“Stand still and let the lady take your measurements.”
So there I stood, as helpless as if they had handcuffed me, not so much because of my Mom’s warning as because of the hurt-lambie look in my sister’s eyes. That look gets me every time, and I hate it. I let that wire-for-hair woman put her tape measure all over me and I didn’t say another word, but I thought of plenty. Harsh ones. Especially when I saw that the groom, Mark, didn’t have to wear pink, or mauve, whatever; he had a white tie and vest with his tux. I glared at him the whole evening after that. I hated him. Why’d he have to marry my sister?
*
When I said my wedding outfit wasn’t natural, what I meant was, all my life I’ve been running around the farm—Holsopple Orchard, Fine Apples, Peaches, Plums, Apricots—and fishing in the creek and swimming in the pond and taking care of cows, goats, Julie’s pony, whatever, and helping with the work; that’s what I mean by natural.
And dogs. I’ve always been good with dogs. We adopt stray dogs, and I train them to come when they’re called, sit and stay, keep off the road, and leave the chickens alone even when nobody’s looking.
We had three mutts, and a few days after Tuxedos and More, I was taking them for a long walk to get away from all the mayhem, melodrama and mauve in the house: tables piled with ribbons and fake flowers and lace so a person had to eat standing up over the sink, no place to sit because in every chair was one of my aunts making velvet roses or fancy pink fans, Valerie running around with fake ivy decorating everything except the toilet seat, and yelling at me not to track in any dirt, keep the house clean, clean, clean for the wedding, which was going to be inside if it rained, but she hoped outside under the apple trees.
“That makes a lot of sense,” I remarked. “We’re supposed to dress up all Victorian to go tramping through a field?”
“Hush up, Avery,” ordered my Mom, who was trying to bake, from original Victorian recipes, the worst cookies I ever was told not to eat, while Julie paraded around with a frilly basket practicing how to be a flower girl, and my cousins, the ones with the deadly cell phones, showed off their high heels and long dresses—how come they got to be bridesmaids but I wasn’t a groomsman?

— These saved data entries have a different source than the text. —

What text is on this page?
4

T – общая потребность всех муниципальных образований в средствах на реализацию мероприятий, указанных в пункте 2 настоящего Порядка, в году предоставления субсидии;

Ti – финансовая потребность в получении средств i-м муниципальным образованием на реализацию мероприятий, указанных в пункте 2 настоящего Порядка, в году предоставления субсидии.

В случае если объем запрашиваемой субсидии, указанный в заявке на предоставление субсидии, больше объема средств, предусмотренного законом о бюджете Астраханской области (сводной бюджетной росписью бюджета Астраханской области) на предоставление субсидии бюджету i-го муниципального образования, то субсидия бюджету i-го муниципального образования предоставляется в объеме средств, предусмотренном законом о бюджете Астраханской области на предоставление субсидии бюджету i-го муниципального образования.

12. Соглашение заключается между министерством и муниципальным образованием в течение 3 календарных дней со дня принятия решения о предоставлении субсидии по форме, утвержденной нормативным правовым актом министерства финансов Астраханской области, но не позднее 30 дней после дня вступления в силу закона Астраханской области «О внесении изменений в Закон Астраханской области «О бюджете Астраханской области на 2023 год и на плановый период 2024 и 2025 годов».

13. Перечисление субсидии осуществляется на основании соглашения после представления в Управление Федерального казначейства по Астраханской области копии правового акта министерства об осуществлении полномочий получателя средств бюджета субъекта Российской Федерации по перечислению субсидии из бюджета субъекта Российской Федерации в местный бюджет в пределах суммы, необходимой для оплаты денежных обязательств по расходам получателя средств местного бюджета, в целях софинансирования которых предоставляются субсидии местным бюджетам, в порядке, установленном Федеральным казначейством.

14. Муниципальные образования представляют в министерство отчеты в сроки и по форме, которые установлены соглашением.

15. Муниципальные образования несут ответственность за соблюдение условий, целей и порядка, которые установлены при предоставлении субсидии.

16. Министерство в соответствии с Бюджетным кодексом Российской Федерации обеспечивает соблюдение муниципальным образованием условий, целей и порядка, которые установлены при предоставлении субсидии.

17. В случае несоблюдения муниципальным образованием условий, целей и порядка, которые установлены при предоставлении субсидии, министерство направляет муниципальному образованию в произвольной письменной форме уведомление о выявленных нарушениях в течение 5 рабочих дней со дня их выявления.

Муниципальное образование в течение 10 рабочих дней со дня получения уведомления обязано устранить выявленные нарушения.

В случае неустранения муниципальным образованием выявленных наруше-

I was the ring bearer. I was supposed to carry the rings on a pillow. Satin. Mauve. With lace hanging down from the edges.
The whole thing had me so bummed that, walking through the shadowy old part of the orchard, I didn’t look up until all three dogs started barking.
I told the mutts to hush, but when I saw who was jogging toward me between the rows of gnarly trees, I wished they’d bite him. It was Mark.
“Hi, Avery,” he puffed as he caught up with me. He had, like, followed me?
“What do you want? Why aren’t you down at the house sucking face with my sister?” Finally, I had a chance to be rude to let him know how extensively I didn’t like him—I mean, what was to like? There was nothing special about Mark that I could see, no reason for Valerie to put me through mauve-colored hell so she could marry him. He wasn’t a football player or anything like that, just an average sort of geek.
But he didn’t seem to mind my dissing him at all. “I want to talk with you,” he answered, keeping up with me easily no matter how fast I tried to walk away. “I want to ask you for some advice. Val tells me you’re really, really good with dogs?”
Huh.
“Well, yeah, I guess,” I muttered.
“Well, that’s awesome. I don’t know a thing about dogs, but I’d like for Val and me to have one. I thought I might get her one for a wedding present.”
“Yeah?” I still wanted to be rude, but I have to admit I was interested.
“Yeah. But my question is, what kind? See, it would have to be a Victorian sort of dog.”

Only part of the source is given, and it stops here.